FlagOpen · tongxin · Sep 2, 2024 · Jul 28, 2024 · Jul 29, 2024 · Jul 29, 2024
diff --git a/benchmark/test_special_perf.py b/benchmark/test_special_perf.py
@@ -98,6 +98,23 @@ def unique_kwargs(dtype, batch, size):
     bench.run()
 
 
+def test_multinomial_with_replacement():
+    def multinomial_args(dtype, batch, size):
+        dist = torch.rand((batch, size), dtype=dtype, device="cuda")
+        n_samples = 10000
+        return (dist, n_samples, True)
+
+    bench = Benchmark(
+        op_name="multinomial",
+        torch_op=torch.multinomial,
+        arg_func=multinomial_args,
+        dtypes=(torch.float16, torch.float32),
+        batch=POINTWISE_BATCH,
+        sizes=SIZES,
+    )
+    bench.run()
+
+
 def test_perf_pad():
     def padding_kwargs(dtype, batch, size):
         input = torch.randn((batch, size), device="cuda", dtype=dtype)

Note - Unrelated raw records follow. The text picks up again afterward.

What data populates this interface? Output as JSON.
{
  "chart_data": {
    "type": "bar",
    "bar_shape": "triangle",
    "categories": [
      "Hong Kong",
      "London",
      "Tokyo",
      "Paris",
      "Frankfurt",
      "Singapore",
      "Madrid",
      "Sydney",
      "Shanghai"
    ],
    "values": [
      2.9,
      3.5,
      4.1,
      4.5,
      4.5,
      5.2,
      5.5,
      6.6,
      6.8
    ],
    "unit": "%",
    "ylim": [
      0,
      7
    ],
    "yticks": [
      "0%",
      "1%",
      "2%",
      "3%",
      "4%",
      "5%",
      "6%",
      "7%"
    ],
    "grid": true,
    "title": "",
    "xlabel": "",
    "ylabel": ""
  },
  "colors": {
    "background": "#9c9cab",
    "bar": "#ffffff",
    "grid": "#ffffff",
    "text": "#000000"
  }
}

diff --git a/src/flag_gems/__init__.py b/src/flag_gems/__init__.py
@@ -82,6 +82,7 @@ def enable(lib=aten_lib):
     lib.impl("mean.dim", mean_dim, "CUDA")
     lib.impl("mm", mm, "CUDA")
     lib.impl("mul.Tensor", mul, "CUDA")
+    lib.impl("multinomial", multinomial, "CUDA")
     lib.impl("mv", mv, "CUDA")
     lib.impl("ne.Tensor", ne, "CUDA")
     lib.impl("ne.Scalar", ne_scalar, "CUDA")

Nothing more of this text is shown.